Поиски, сопряжённые с немалыми трудностями и риском, привели Буркхардта в долину Вади-Муса. Ещё в Сирии ему говорили, что в этой долине якобы таятся несметные богатства. Путешественника сопровождал проводник-бедуин. Верхом они пробирались через абсолютно пустынную местность, минуя заброшенные арабские деревни. В одной из них Буркхардт увидел несколько глыб мрамора, лежащих на дороге. Откуда они здесь?
Всадники вступили на тропу, с обеих сторон стиснутую отвесными скалами. Ущелье становилось всё уже и уже. Наконец, расстояние между высокими, более чем стометровой высоты, отвесными скалами из красного песчаника сузилось до двух метров. Голубое небо виднеется лишь через узкий просвет. Луч солнца не заглядывал сюда. Ни кустика, ни травинки меж камней.
Примерно через триста шагов ущелье расширилось и вышло к глубокому оврагу, отделявшему тропу от отвесного склона горы. На дне его струился мелководный ручей Вади-Муса. На берегах ручья Буркхардт заметил остатки облицовки. А ещё дальше — акведук, перекинутый между скалами, развалины, ниши, выдолбленные в скалах… В некоторых нишах сохранились постаменты для статуй.
Просвет между скалами увеличивался. Ошеломлённый Буркхардт шёл, не в силах оторваться от невероятного зрелища, которое разворачивалось перед ним: отвесные скалы всё гуще и гуще покрывались рельефными украшениями, карнизами, низкими дверными проёмами, и всё это связывалось воедино, образуя огромный и таинственный ансамбль…

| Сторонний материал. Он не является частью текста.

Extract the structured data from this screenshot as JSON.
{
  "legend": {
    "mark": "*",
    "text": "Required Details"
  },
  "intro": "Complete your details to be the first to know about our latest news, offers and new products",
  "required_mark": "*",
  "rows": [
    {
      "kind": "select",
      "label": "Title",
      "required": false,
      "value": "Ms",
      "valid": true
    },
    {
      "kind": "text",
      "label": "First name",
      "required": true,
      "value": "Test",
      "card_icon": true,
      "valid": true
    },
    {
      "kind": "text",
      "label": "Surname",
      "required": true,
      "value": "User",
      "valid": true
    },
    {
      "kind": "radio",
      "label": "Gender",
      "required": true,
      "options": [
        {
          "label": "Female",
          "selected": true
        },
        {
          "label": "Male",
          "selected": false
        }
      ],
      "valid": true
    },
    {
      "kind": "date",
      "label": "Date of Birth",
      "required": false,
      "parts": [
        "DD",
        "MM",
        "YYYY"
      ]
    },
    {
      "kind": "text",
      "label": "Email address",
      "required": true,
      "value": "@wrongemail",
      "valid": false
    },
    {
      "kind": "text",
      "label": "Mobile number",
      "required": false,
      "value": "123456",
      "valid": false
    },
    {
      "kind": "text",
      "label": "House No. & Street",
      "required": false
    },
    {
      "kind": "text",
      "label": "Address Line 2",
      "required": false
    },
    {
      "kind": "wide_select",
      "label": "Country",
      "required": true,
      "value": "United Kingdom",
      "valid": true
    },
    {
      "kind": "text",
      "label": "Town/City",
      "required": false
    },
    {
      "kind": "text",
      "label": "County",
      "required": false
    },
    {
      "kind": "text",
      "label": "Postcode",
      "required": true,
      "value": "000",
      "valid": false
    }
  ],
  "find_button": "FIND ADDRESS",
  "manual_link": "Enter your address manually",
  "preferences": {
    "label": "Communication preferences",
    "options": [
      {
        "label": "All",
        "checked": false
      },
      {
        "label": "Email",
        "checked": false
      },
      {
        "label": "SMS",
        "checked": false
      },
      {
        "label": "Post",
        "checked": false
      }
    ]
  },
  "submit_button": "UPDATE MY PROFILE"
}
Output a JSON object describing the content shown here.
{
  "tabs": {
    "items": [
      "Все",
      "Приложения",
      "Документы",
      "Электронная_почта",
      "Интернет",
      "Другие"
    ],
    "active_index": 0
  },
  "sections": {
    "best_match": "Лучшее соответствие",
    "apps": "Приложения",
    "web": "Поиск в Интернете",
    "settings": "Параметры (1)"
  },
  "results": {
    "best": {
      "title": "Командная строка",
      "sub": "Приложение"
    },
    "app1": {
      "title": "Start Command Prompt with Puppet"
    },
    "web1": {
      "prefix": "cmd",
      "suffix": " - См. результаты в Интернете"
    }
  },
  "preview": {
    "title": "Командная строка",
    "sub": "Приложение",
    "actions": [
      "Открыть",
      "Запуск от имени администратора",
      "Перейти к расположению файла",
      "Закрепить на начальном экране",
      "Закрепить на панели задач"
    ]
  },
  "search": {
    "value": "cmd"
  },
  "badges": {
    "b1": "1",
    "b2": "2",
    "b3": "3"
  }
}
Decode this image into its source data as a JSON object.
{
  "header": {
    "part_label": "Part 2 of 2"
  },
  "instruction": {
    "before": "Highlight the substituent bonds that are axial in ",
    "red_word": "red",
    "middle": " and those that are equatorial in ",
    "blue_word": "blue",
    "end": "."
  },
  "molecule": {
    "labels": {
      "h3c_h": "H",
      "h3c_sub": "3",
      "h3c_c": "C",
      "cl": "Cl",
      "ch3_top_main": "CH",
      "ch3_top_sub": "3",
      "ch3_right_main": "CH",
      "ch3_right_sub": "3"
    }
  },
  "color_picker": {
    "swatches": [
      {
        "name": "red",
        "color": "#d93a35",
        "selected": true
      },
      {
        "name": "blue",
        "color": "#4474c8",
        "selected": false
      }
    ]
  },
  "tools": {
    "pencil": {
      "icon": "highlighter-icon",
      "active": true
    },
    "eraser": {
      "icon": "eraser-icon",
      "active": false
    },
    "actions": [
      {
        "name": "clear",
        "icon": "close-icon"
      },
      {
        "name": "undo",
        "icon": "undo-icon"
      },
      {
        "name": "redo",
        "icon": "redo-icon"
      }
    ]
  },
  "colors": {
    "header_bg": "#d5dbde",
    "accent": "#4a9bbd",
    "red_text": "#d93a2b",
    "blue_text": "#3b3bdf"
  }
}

Неожиданно ущелье распахнулось. От яркого света Буркхардт на секунду зажмурился, а когда открыл глаза, то у него перехватило дыхание… Прямо перед ним на фоне скалы возвышался древний храм. Огромный, изумительно стройный, таинственно мерцающий розовато-красным светом. Гармония и изящество пропорций, розовый цвет песчаника, из которого храм был сделан, и, наконец, его прекрасная сохранность — всё было поразительно. Никому бы и в голову не пришло, что в этом Богом и людьми забытом месте скрывается великое творение великих мастеров!
«Что это?» — спросил изумлённый Буркхардт проводника. — «Это дворец фараона, который здесь жил когда-то. А потом все поумирали, и дворец превратили в гробницу в память о нём».
Выйдя из храма, они прошли ещё шагов двести. Среди утёсов появлялись всё новые и новые высеченные в скалах храмы, дворцы и гробницы. Иногда было трудно понять, где же кончалась скала и начинался храм или дом. Но вот скалы расступились, освобождая место для большого амфитеатра. Все его сиденья — а их не менее трёх тысяч — были тоже высечены в скале. Арена посыпана гравием, и, если бы ветер не разметал его в разные стороны, можно было подумать, что лишь вчера на ней состоялось очередное представление. Судя по размерам, театр мог вмещать до 4000 зрителей.